As hospitals and public health authorities cope with the MERS-CoV threat, they might consider the conclusions of the SARS Commission:

“SARS taught us that we must be ready for the unseen. There is no longer any excuse for governments and hospitals to be caught off-guard and no longer any excuse for health workers not to have available the maximum level of protection through appropriate equipment and training.”

Editor’s note: Updated information about MERS-CoV from the CDC is available at www.cdc.gov/coronavirus/ncv/case-def.html.

Reference

1. Campbell JA. Spring of Fear: The SARS Commission Final Report, Toronto, 2006. Available at www.archives.gov.on.ca/en/e_records/sars/index.html. Accessed on May 23, 2013.

 

WHO precautions for health workers

The World Health Organization has issued the following recommendations for those caring for suspected or confirmed MERS-CoV patients

• Limit the number of HCWs, family members and visitors in contact with a patient with probable or confirmed nCoV (novel coronavirus) infection.

• To the extent possible, assign probable or confirmed cases to be cared for exclusively by a group of skilled HCWs both for continuity of care and to reduce opportunities for inadvertent infection control breaches that could result in unprotected exposure.

• Family members and visitors in contact with a patient should be limited to those essential for patient support and should be trained on the risk of transmission and on the use of the same infection control precautions as HCWs who are providing routine care.

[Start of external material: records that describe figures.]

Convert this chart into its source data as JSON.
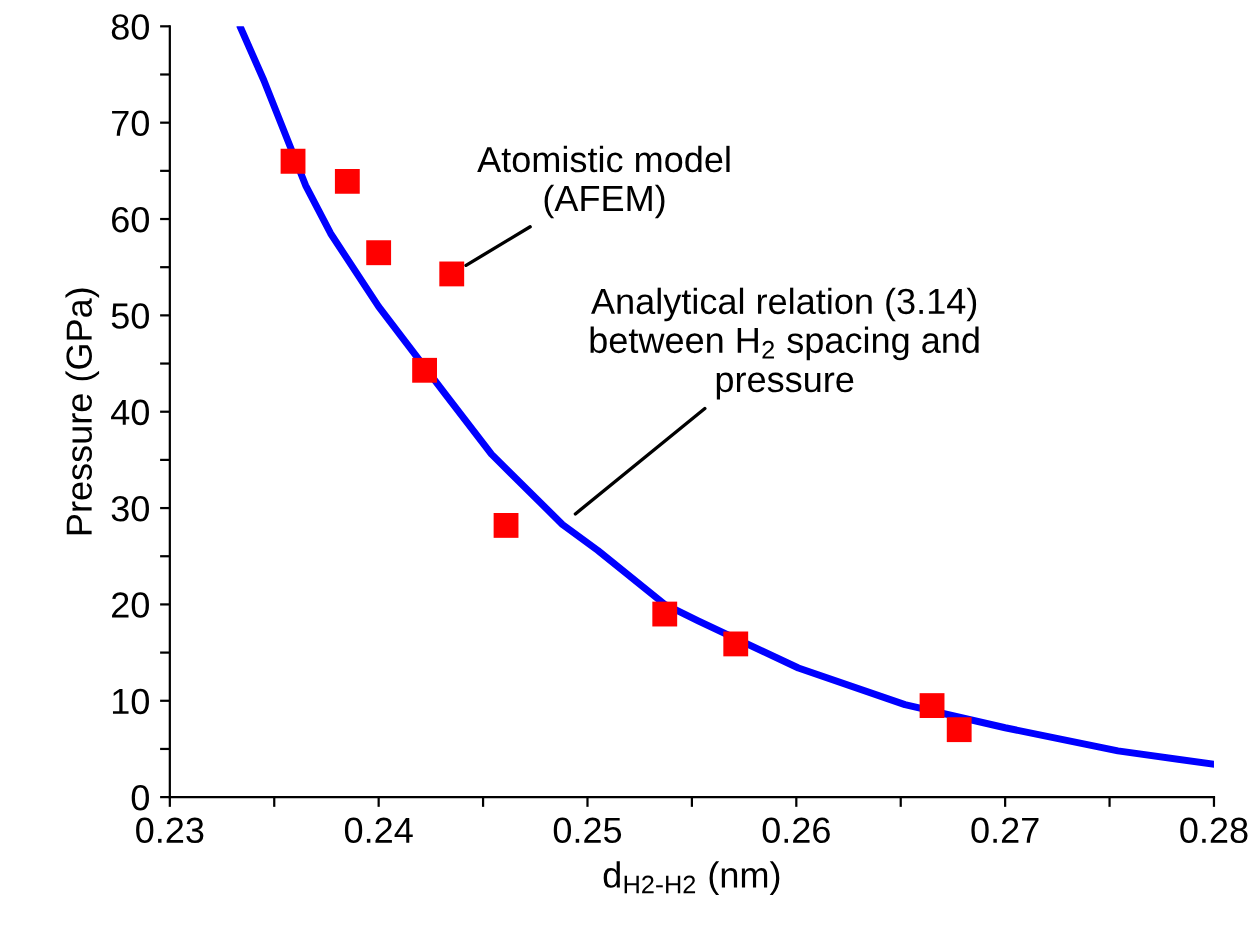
{
  "chart_data": {
    "type": "scatter",
    "xlabel": "d$_{H2-H2}$ (nm)",
    "ylabel": "Pressure (GPa)",
    "series": [
      {
        "type": "line",
        "color": "#0000ff",
        "x": [
          0.2334,
          0.2345,
          0.2365,
          0.2377,
          0.24,
          0.2432,
          0.2454,
          0.2488,
          0.2505,
          0.2537,
          0.2553,
          0.2601,
          0.2652,
          0.27,
          0.2754,
          0.28
        ],
        "values": [
          79.8,
          74.4,
          63.5,
          58.5,
          50.9,
          41.8,
          35.6,
          28.3,
          25.6,
          20.0,
          18.3,
          13.4,
          9.6,
          7.2,
          4.8,
          3.4
        ]
      },
      {
        "color": "#ff0000",
        "marker": "square",
        "x": [
          0.2359,
          0.2385,
          0.24,
          0.2435,
          0.2422,
          0.2461,
          0.2537,
          0.2571,
          0.2665,
          0.2678
        ],
        "values": [
          66.0,
          63.9,
          56.5,
          54.3,
          44.3,
          28.2,
          19.0,
          15.9,
          9.5,
          7.0
        ]
      }
    ],
    "annotations": [
      {
        "text": "Atomistic model\n(AFEM)",
        "x": 0.2435,
        "y": 54.3
      },
      {
        "text": "Analytical relation (3.14)\nbetween H$_{2}$ spacing and\npressure",
        "x": 0.2488,
        "y": 28.3
      }
    ],
    "xlim": [
      0.23,
      0.28
    ],
    "ylim": [
      0,
      80
    ],
    "xticks": [
      0.23,
      {
        "value": 0.235,
        "label": null
      },
      0.24,
      {
        "value": 0.245,
        "label": null
      },
      0.25,
      {
        "value": 0.255,
        "label": null
      },
      0.26,
      {
        "value": 0.265,
        "label": null
      },
      0.27,
      {
        "value": 0.275,
        "label": null
      },
      0.28
    ],
    "yticks": [
      0,
      {
        "value": 5,
        "label": null
      },
      10,
      {
        "value": 15,
        "label": null
      },
      20,
      {
        "value": 25,
        "label": null
      },
      30,
      {
        "value": 35,
        "label": null
      },
      40,
      {
        "value": 45,
        "label": null
      },
      50,
      {
        "value": 55,
        "label": null
      },
      60,
      {
        "value": 65,
        "label": null
      },
      70,
      {
        "value": 75,
        "label": null
      },
      80
    ],
    "grid": false
  }
}
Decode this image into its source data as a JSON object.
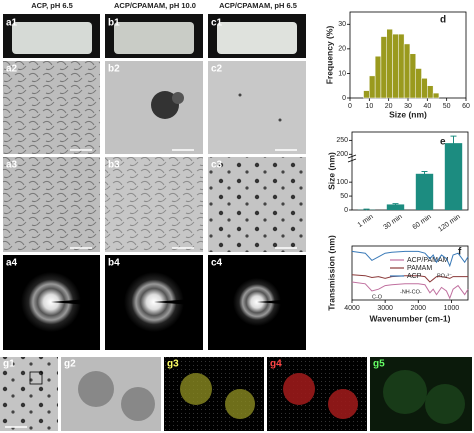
{
  "headers": [
    "ACP, pH 6.5",
    "ACP/CPAMAM, pH 10.0",
    "ACP/CPAMAM, pH 6.5"
  ],
  "panel_labels": [
    "a1",
    "b1",
    "c1",
    "a2",
    "b2",
    "c2",
    "a3",
    "b3",
    "c3",
    "a4",
    "b4",
    "c4",
    "g1",
    "g2",
    "g3",
    "g4",
    "g5"
  ],
  "chart_data": [
    {
      "type": "histogram",
      "label": "d",
      "x_label": "Size (nm)",
      "y_label": "Frequency (%)",
      "color": "#9a9a1e",
      "bins": [
        7,
        10,
        13,
        16,
        19,
        22,
        25,
        28,
        31,
        34,
        37,
        40,
        43,
        46
      ],
      "values": [
        3,
        9,
        17,
        25,
        28,
        26,
        26,
        22,
        18,
        12,
        8,
        5,
        2
      ],
      "xlim": [
        0,
        60
      ],
      "xticks": [
        0,
        10,
        20,
        30,
        40,
        50,
        60
      ],
      "ylim": [
        0,
        35
      ],
      "yticks": [
        0,
        10,
        20,
        30
      ]
    },
    {
      "type": "bar",
      "label": "e",
      "y_label": "Size (nm)",
      "color": "#1c8c80",
      "categories": [
        "1 min",
        "30 min",
        "60 min",
        "120 min"
      ],
      "values": [
        1,
        20,
        130,
        240
      ],
      "errors": [
        2,
        3,
        8,
        25
      ],
      "ylim": [
        0,
        280
      ],
      "yticks": [
        0,
        50,
        100,
        200,
        250
      ]
    },
    {
      "type": "line",
      "label": "f",
      "x_label": "Wavenumber (cm-1)",
      "y_label": "Transmission (nm)",
      "x": [
        4000,
        3600,
        3400,
        3200,
        3000,
        2800,
        2400,
        2000,
        1800,
        1650,
        1550,
        1450,
        1300,
        1150,
        1050,
        950,
        800,
        600,
        500
      ],
      "xlim": [
        4000,
        500
      ],
      "xticks": [
        4000,
        3000,
        2000,
        1000
      ],
      "ylim": [
        0,
        3
      ],
      "series": [
        {
          "name": "ACP/PAMAM",
          "color": "#c0709f",
          "values": [
            1.0,
            0.9,
            0.5,
            0.6,
            0.8,
            0.85,
            0.9,
            0.9,
            0.85,
            0.4,
            0.6,
            0.3,
            0.7,
            0.5,
            0.1,
            0.6,
            0.8,
            0.3,
            0.6
          ]
        },
        {
          "name": "PAMAM",
          "color": "#8b3a3a",
          "values": [
            1.4,
            1.35,
            1.25,
            1.3,
            1.2,
            1.3,
            1.35,
            1.35,
            1.3,
            1.0,
            1.15,
            1.3,
            1.3,
            1.25,
            1.2,
            1.3,
            1.3,
            1.3,
            1.3
          ]
        },
        {
          "name": "ACP",
          "color": "#3a7ab8",
          "values": [
            2.7,
            2.6,
            2.2,
            2.4,
            2.6,
            2.65,
            2.7,
            2.7,
            2.6,
            2.3,
            2.5,
            2.1,
            2.5,
            2.3,
            1.9,
            2.5,
            2.6,
            2.1,
            2.4
          ]
        }
      ],
      "annotations": [
        "C-O",
        "-NH-CO-",
        "PO₄³⁻"
      ]
    }
  ]
}
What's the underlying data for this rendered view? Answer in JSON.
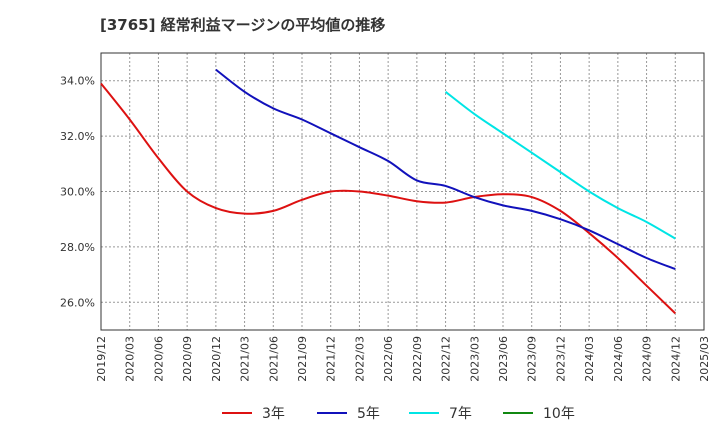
{
  "chart_data": {
    "type": "line",
    "title": "[3765]  経常利益マージンの平均値の推移",
    "xlabel": "",
    "ylabel": "",
    "x": [
      "2019/12",
      "2020/03",
      "2020/06",
      "2020/09",
      "2020/12",
      "2021/03",
      "2021/06",
      "2021/09",
      "2021/12",
      "2022/03",
      "2022/06",
      "2022/09",
      "2022/12",
      "2023/03",
      "2023/06",
      "2023/09",
      "2023/12",
      "2024/03",
      "2024/06",
      "2024/09",
      "2024/12",
      "2025/03"
    ],
    "ylim": [
      25.0,
      35.0
    ],
    "yticks": [
      26.0,
      28.0,
      30.0,
      32.0,
      34.0
    ],
    "ytick_labels": [
      "26.0%",
      "28.0%",
      "30.0%",
      "32.0%",
      "34.0%"
    ],
    "grid": true,
    "legend_position": "bottom",
    "series": [
      {
        "name": "3年",
        "color": "#dd1111",
        "values": [
          33.9,
          32.6,
          31.2,
          30.0,
          29.4,
          29.2,
          29.3,
          29.7,
          30.0,
          30.0,
          29.85,
          29.65,
          29.6,
          29.8,
          29.9,
          29.8,
          29.3,
          28.5,
          27.6,
          26.6,
          25.6,
          null
        ]
      },
      {
        "name": "5年",
        "color": "#1111bb",
        "values": [
          null,
          null,
          null,
          null,
          34.4,
          33.6,
          33.0,
          32.6,
          32.1,
          31.6,
          31.1,
          30.4,
          30.2,
          29.8,
          29.5,
          29.3,
          29.0,
          28.6,
          28.1,
          27.6,
          27.2,
          null
        ]
      },
      {
        "name": "7年",
        "color": "#00e5e5",
        "values": [
          null,
          null,
          null,
          null,
          null,
          null,
          null,
          null,
          null,
          null,
          null,
          null,
          33.6,
          32.8,
          32.1,
          31.4,
          30.7,
          30.0,
          29.4,
          28.9,
          28.3,
          null
        ]
      },
      {
        "name": "10年",
        "color": "#118811",
        "values": [
          null,
          null,
          null,
          null,
          null,
          null,
          null,
          null,
          null,
          null,
          null,
          null,
          null,
          null,
          null,
          null,
          null,
          null,
          null,
          null,
          null,
          null
        ]
      }
    ]
  }
}
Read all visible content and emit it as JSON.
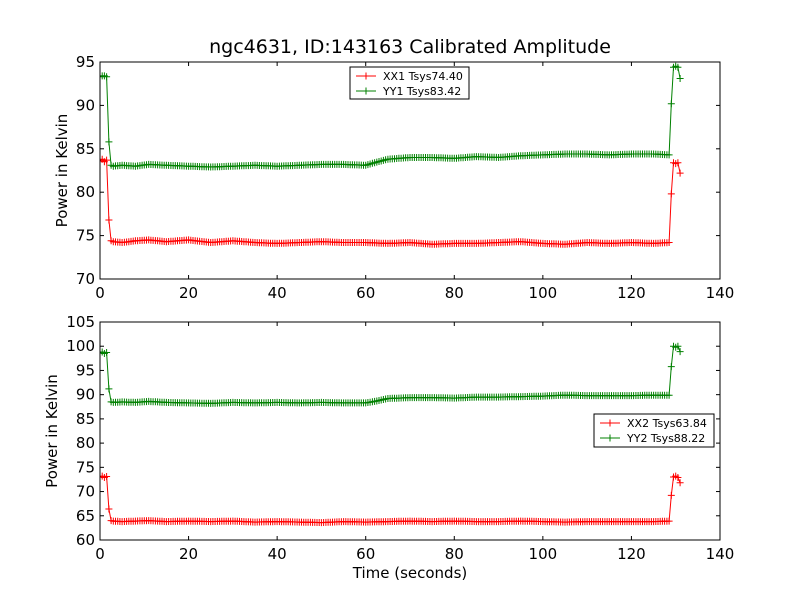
{
  "figure": {
    "title": "ngc4631, ID:143163 Calibrated Amplitude",
    "xlabel": "Time (seconds)"
  },
  "chart_data": [
    {
      "type": "line",
      "ylabel": "Power in Kelvin",
      "xlim": [
        0,
        140
      ],
      "ylim": [
        70,
        95
      ],
      "xticks": [
        0,
        20,
        40,
        60,
        80,
        100,
        120,
        140
      ],
      "yticks": [
        70,
        75,
        80,
        85,
        90,
        95
      ],
      "grid": false,
      "legend": "top-center",
      "marker": "+",
      "series": [
        {
          "name": "XX1 Tsys74.40",
          "color": "#ff0000",
          "x": [
            0,
            0.5,
            1,
            1.5,
            2,
            2.5,
            3,
            5,
            8,
            11,
            15,
            20,
            25,
            30,
            35,
            40,
            45,
            50,
            55,
            60,
            65,
            70,
            75,
            80,
            85,
            90,
            95,
            100,
            105,
            110,
            115,
            120,
            125,
            128.5,
            129,
            129.5,
            130,
            130.5,
            131
          ],
          "values": [
            83.6,
            83.8,
            83.5,
            83.7,
            76.8,
            74.4,
            74.3,
            74.2,
            74.4,
            74.5,
            74.3,
            74.5,
            74.2,
            74.4,
            74.2,
            74.1,
            74.2,
            74.3,
            74.2,
            74.2,
            74.1,
            74.2,
            74.0,
            74.1,
            74.1,
            74.2,
            74.3,
            74.1,
            74.0,
            74.2,
            74.1,
            74.2,
            74.1,
            74.2,
            79.8,
            83.4,
            83.3,
            83.4,
            82.2
          ]
        },
        {
          "name": "YY1 Tsys83.42",
          "color": "#008000",
          "x": [
            0,
            0.5,
            1,
            1.5,
            2,
            2.5,
            3,
            5,
            8,
            11,
            15,
            20,
            25,
            30,
            35,
            40,
            45,
            50,
            55,
            60,
            62,
            65,
            70,
            75,
            80,
            85,
            90,
            95,
            100,
            105,
            110,
            115,
            120,
            125,
            128.5,
            129,
            129.5,
            130,
            130.5,
            131
          ],
          "values": [
            93.3,
            93.4,
            93.4,
            93.3,
            85.8,
            83.1,
            83.0,
            83.1,
            83.0,
            83.2,
            83.1,
            83.0,
            82.9,
            83.0,
            83.1,
            83.0,
            83.1,
            83.2,
            83.2,
            83.1,
            83.4,
            83.8,
            84.0,
            84.0,
            83.9,
            84.1,
            84.0,
            84.2,
            84.3,
            84.4,
            84.4,
            84.3,
            84.4,
            84.4,
            84.3,
            90.2,
            94.4,
            94.5,
            94.4,
            93.1
          ]
        }
      ]
    },
    {
      "type": "line",
      "ylabel": "Power in Kelvin",
      "xlim": [
        0,
        140
      ],
      "ylim": [
        60,
        105
      ],
      "xticks": [
        0,
        20,
        40,
        60,
        80,
        100,
        120,
        140
      ],
      "yticks": [
        60,
        65,
        70,
        75,
        80,
        85,
        90,
        95,
        100,
        105
      ],
      "grid": false,
      "legend": "center-right",
      "marker": "+",
      "series": [
        {
          "name": "XX2 Tsys63.84",
          "color": "#ff0000",
          "x": [
            0,
            0.5,
            1,
            1.5,
            2,
            2.5,
            3,
            5,
            8,
            11,
            15,
            20,
            25,
            30,
            35,
            40,
            45,
            50,
            55,
            60,
            65,
            70,
            75,
            80,
            85,
            90,
            95,
            100,
            105,
            110,
            115,
            120,
            125,
            128.5,
            129,
            129.5,
            130,
            130.5,
            131
          ],
          "values": [
            73.0,
            73.2,
            72.9,
            73.1,
            66.4,
            64.0,
            63.9,
            63.8,
            63.9,
            64.0,
            63.8,
            63.9,
            63.8,
            63.9,
            63.7,
            63.8,
            63.7,
            63.6,
            63.8,
            63.7,
            63.8,
            63.9,
            63.8,
            63.9,
            63.8,
            63.8,
            63.9,
            63.8,
            63.7,
            63.8,
            63.8,
            63.8,
            63.8,
            63.9,
            69.2,
            73.0,
            73.2,
            72.9,
            71.8
          ]
        },
        {
          "name": "YY2 Tsys88.22",
          "color": "#008000",
          "x": [
            0,
            0.5,
            1,
            1.5,
            2,
            2.5,
            3,
            5,
            8,
            11,
            15,
            20,
            25,
            30,
            35,
            40,
            45,
            50,
            55,
            60,
            62,
            65,
            70,
            75,
            80,
            85,
            90,
            95,
            100,
            105,
            110,
            115,
            120,
            125,
            128.5,
            129,
            129.5,
            130,
            130.5,
            131
          ],
          "values": [
            98.6,
            98.8,
            98.5,
            98.7,
            91.2,
            88.5,
            88.4,
            88.5,
            88.4,
            88.6,
            88.4,
            88.3,
            88.2,
            88.4,
            88.3,
            88.4,
            88.3,
            88.4,
            88.3,
            88.3,
            88.6,
            89.2,
            89.4,
            89.4,
            89.3,
            89.5,
            89.5,
            89.6,
            89.7,
            89.9,
            89.8,
            89.8,
            89.8,
            89.9,
            89.9,
            95.8,
            100.0,
            99.8,
            100.0,
            98.9
          ]
        }
      ]
    }
  ]
}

Further training may be needed in settings where hospitalized patients are often cared for by family members.

In addition to Standard Precautions, all individuals, including visitors and HCWs, when in close contact (within 1 meter) or upon entering the room or cubicle of patients with probable or confirmed nCoV infection should always:

• wear a medical mask

• wear eye protection (goggles or a face shield);

• wear a clean, non-sterile, long-sleeved gown; and gloves (some procedures may require sterile gloves);

• perform hand hygiene before and after contact with the patient and his or her surroundings and immediately after removal of PPE.

• If possible, use either disposable equipment or dedicated equipment (e.g. stethoscopes, blood pressure cuffs and thermometers). If equipment needs to be shared among patients, clean and disinfect it between each patient use. HCWs should refrain from touching their eyes, nose or mouth with potentially contaminated gloved or ungloved hands.

• Place patients with probable or confirmed nCoV infection in adequately ventilated single rooms or

Airborne Precaution rooms; if possible, situate the rooms used for isolation (i.e. single rooms) in an area that is clearly segregated from other patient -care areas. When single rooms are not available, put patients with the same diagnosis together. If this is not possible, place patient beds at least 1 meter apart.

In addition, for patients with probable or confirmed nCoV infection:

• Avoid the movement and transport of patients out of the isolation room or area unless medically necessary. The use of designated portable X-ray equipment and other important diagnostic equipment may make this easier. If transport is required, use routes of transport that minimize exposures of staff, other patients and visitors.

• Notify the receiving area of the patient’s diagnosis and necessary precautions as soon as possible before the patient’s arrival.

• Clean and disinfect patient-contact surfaces (e.g. bed) after use.

• Ensure that HCWs who are transporting patients wear appropriate PPE and perform hand hygiene afterwards.